Se sacudieron el polvo, dieron gracias a los dioses por haber sobrevivido hasta ahora y continuaron por el último tramo de su vía de escape. Por fin salieron al aire libre. El césped, incluso la tierra misma, nunca había olido tan dulce.

La boca del túnel estaba separada del campo por una serie de puentes de cuerda que oscilaban sobre un barranco. Había sido diseñado por Mario como parte de un plan maestro de huida. Monteriggioni sobreviviría a la profanación de los Borgia. En cuanto los Borgia la arrasaran, ya no les interesaría, pero Ezio volvería a tiempo para reconstruirla como la orgullosa fortaleza de los Asesinos que había sido en su día. Ezio estaba seguro de ello. Sería más que eso, se prometió a sí mismo: sería un monumento a su noble tío, al que habían asesinado despiadadamente.

Había tenido ya suficientes depredaciones en su familia causadas por una vileza sin sentido.

Ezio planeó cortar los puentes una vez atravesados, pero los ancianos y los heridos rezagados les hacían avanzar con lentitud. A sus espaldas, oyó los gritos y las pisadas de sus perseguidores que se aproximaban a toda velocidad. Apenas podía llevar a nadie a la espalda, pero se las arregló para echarse al hombro a una mujer a quien le fallaba la pierna, y continuó tambaleándose por el primer puente de cuerda, que se balanceaba peligrosamente bajo su peso.

—¡Vamos! —gritó para animar a la retaguardia sobre la que se cernían ya los soldados Borgia.

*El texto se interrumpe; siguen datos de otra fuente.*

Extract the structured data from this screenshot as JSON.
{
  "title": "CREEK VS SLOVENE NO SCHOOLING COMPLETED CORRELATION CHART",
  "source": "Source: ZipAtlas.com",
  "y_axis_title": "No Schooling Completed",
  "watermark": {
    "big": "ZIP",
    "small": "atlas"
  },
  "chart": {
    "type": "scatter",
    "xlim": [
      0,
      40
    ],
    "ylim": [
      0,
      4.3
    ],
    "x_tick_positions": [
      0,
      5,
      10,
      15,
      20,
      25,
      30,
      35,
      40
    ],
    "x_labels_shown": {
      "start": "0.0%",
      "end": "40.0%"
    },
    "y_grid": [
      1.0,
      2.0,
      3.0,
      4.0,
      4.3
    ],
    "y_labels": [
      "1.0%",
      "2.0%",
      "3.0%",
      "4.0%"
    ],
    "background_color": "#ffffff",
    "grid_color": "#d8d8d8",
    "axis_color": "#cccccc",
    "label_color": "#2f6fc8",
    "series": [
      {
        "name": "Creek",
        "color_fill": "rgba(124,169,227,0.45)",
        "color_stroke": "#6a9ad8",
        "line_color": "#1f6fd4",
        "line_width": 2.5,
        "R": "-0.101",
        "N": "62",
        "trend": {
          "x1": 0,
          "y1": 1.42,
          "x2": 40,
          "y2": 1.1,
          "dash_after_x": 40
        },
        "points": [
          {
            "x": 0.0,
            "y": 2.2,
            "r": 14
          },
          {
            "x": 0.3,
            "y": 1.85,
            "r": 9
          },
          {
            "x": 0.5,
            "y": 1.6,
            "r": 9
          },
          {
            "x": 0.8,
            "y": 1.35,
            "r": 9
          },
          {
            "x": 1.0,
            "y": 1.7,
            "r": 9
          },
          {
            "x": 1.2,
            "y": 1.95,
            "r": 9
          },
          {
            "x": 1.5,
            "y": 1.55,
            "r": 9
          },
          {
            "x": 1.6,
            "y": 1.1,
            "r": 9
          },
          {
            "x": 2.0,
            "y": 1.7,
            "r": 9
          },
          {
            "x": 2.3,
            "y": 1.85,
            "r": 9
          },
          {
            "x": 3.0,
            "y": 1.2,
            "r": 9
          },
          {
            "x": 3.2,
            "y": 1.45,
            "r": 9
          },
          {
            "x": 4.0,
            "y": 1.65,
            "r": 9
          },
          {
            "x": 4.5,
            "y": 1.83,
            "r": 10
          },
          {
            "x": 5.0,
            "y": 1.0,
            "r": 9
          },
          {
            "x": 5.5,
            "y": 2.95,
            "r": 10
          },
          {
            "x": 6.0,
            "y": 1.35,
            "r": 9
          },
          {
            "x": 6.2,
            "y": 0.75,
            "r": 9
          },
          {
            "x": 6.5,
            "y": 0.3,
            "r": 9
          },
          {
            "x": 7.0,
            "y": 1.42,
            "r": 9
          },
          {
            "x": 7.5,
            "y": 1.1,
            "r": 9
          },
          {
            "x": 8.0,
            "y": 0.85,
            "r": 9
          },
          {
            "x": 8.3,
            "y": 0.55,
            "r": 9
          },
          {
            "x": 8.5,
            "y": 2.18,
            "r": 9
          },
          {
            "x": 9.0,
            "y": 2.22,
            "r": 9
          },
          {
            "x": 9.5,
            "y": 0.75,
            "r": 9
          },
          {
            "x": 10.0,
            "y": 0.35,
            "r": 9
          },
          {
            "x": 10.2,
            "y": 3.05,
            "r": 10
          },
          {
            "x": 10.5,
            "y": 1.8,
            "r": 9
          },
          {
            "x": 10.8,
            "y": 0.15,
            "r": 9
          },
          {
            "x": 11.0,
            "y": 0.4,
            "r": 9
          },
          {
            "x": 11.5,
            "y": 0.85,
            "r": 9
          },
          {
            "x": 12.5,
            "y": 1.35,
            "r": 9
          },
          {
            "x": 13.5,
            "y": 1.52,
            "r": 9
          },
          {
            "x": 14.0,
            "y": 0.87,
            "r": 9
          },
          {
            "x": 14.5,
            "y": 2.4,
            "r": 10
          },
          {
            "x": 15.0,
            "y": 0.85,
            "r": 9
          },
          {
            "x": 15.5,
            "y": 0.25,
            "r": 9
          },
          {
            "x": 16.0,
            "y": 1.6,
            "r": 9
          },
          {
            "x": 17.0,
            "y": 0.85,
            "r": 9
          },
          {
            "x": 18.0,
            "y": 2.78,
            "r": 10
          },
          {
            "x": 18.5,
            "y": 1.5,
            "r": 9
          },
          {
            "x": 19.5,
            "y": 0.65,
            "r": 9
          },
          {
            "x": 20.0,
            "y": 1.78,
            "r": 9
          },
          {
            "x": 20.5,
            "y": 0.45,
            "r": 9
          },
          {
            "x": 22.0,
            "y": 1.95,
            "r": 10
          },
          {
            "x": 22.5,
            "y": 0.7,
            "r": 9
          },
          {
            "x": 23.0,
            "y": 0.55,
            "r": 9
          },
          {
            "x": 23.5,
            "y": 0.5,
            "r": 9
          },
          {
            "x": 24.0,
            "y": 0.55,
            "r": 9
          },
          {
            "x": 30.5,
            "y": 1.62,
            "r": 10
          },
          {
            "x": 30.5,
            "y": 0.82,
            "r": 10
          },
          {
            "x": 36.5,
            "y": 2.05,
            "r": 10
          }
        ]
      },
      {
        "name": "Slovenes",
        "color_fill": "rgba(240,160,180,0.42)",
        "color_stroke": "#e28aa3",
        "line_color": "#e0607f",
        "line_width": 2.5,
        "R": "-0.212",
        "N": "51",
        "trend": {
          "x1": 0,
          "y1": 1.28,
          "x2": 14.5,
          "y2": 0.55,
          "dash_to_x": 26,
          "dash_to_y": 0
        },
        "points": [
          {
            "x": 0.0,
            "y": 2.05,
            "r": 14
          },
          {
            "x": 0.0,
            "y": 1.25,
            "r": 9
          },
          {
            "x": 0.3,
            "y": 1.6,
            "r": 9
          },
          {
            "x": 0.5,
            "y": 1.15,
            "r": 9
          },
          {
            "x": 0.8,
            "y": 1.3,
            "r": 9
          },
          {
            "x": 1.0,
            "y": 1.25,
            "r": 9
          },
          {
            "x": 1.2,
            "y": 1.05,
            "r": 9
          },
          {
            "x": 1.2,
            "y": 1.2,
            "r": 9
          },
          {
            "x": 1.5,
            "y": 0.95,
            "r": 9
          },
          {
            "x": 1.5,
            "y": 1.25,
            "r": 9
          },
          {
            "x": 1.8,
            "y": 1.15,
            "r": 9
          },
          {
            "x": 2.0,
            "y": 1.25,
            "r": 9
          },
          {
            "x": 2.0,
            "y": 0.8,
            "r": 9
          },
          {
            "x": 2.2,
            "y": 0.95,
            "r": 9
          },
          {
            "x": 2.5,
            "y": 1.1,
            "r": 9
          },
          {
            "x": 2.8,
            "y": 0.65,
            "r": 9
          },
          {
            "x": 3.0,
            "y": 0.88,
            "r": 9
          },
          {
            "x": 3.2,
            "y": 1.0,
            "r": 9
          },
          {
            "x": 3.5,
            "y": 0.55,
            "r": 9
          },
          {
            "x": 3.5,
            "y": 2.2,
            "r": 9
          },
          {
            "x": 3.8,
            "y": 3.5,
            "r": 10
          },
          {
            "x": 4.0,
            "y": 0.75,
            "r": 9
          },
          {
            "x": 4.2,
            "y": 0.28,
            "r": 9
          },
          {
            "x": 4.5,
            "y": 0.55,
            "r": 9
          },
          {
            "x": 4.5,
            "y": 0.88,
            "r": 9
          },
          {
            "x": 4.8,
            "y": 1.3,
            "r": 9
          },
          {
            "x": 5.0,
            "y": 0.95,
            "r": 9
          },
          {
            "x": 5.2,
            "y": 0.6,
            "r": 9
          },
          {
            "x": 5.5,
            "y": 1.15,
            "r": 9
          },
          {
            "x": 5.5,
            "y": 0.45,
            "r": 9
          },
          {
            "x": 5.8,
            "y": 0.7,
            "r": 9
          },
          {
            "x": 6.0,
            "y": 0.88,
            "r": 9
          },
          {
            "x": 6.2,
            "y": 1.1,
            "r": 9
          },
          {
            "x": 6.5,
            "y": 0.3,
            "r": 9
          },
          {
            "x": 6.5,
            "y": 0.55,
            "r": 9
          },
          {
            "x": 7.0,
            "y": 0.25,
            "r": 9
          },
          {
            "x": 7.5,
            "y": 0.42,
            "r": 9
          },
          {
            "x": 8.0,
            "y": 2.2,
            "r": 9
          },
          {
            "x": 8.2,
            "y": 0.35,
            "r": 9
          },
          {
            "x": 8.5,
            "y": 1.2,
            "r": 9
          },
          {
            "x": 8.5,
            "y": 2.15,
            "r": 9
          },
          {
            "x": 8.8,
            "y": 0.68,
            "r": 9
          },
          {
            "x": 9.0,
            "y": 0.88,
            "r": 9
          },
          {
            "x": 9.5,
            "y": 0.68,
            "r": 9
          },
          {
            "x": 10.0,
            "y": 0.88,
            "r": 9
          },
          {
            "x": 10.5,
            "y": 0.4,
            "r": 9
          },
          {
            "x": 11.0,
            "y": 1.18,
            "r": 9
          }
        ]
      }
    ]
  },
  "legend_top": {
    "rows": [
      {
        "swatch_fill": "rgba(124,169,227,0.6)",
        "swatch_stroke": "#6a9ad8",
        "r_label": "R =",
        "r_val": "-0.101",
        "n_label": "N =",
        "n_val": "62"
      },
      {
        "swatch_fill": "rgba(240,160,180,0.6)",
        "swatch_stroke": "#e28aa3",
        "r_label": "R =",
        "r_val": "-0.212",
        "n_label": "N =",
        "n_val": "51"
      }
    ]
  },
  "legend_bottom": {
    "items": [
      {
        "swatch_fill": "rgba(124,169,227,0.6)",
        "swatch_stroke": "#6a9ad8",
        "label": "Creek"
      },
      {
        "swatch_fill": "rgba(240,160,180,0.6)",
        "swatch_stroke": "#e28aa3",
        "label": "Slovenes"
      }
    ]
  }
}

Esperó en el otro extremo hasta que el último de sus hombres llegó a buen puerto, pero un par de Borgia también había conseguido cruzar el puente. Ezio se interpuso en su camino y utilizó su brazo bueno para empuñar la espada y entablar combate con el enemigo. Incluso herido, Ezio era más que un rival para sus oponentes; su espada paraba los ataques en un borrón de acero y se enfrentaba a los dos a la vez. Se movió a un lado, se agachó ante el golpe de un hombre, mientras usaba su arma para cortarle en la articulación de la rodilla de su armadura. El soldado se inclinó al quedarle la pierna izquierda inútil. El otro atacante le embistió, al pensar que había perdido el equilibrio, pero Ezio rodó de lado, la hoja resonó en las rocas y algunas piedras salieron volando hacia el barranco. El hombre hizo una mueca cuando el golpe vibró en su espada y rebotó en los huesos de su mano y su brazo. Ezio vio su oportunidad, se incorporó, levantó la espada sobre el brazo que el enemigo había bajado y delante de su rostro. El hombre bajó aún más el brazo y con un único movimiento fluido, Ezio llevó su hoja a las cuerdas que sujetaban el puente. Se rompieron enseguida y golpearon violentamente hacia atrás por el barranco. El puente se separó de las rocas como un acordeón y los hombres de Borgia que habían empezado a cruzarlo gritaron mientras caían al abismo.

Ezio volvió la vista para mirar al otro lado del barranco y vio a Cesare. Junto a él estaba Caterina, todavía atada con cadenas, que la despiadada Lucrezia sujetaba. Juan Borgia, el cadavérico Micheletto y el sudoroso general francés Octavien estaban a su lado.

Cesare le estaba enseñando algo a Ezio.

—¡Tú eres el siguiente! —gritó, furioso.

Ezio vio que se trataba de la cabeza de su tío.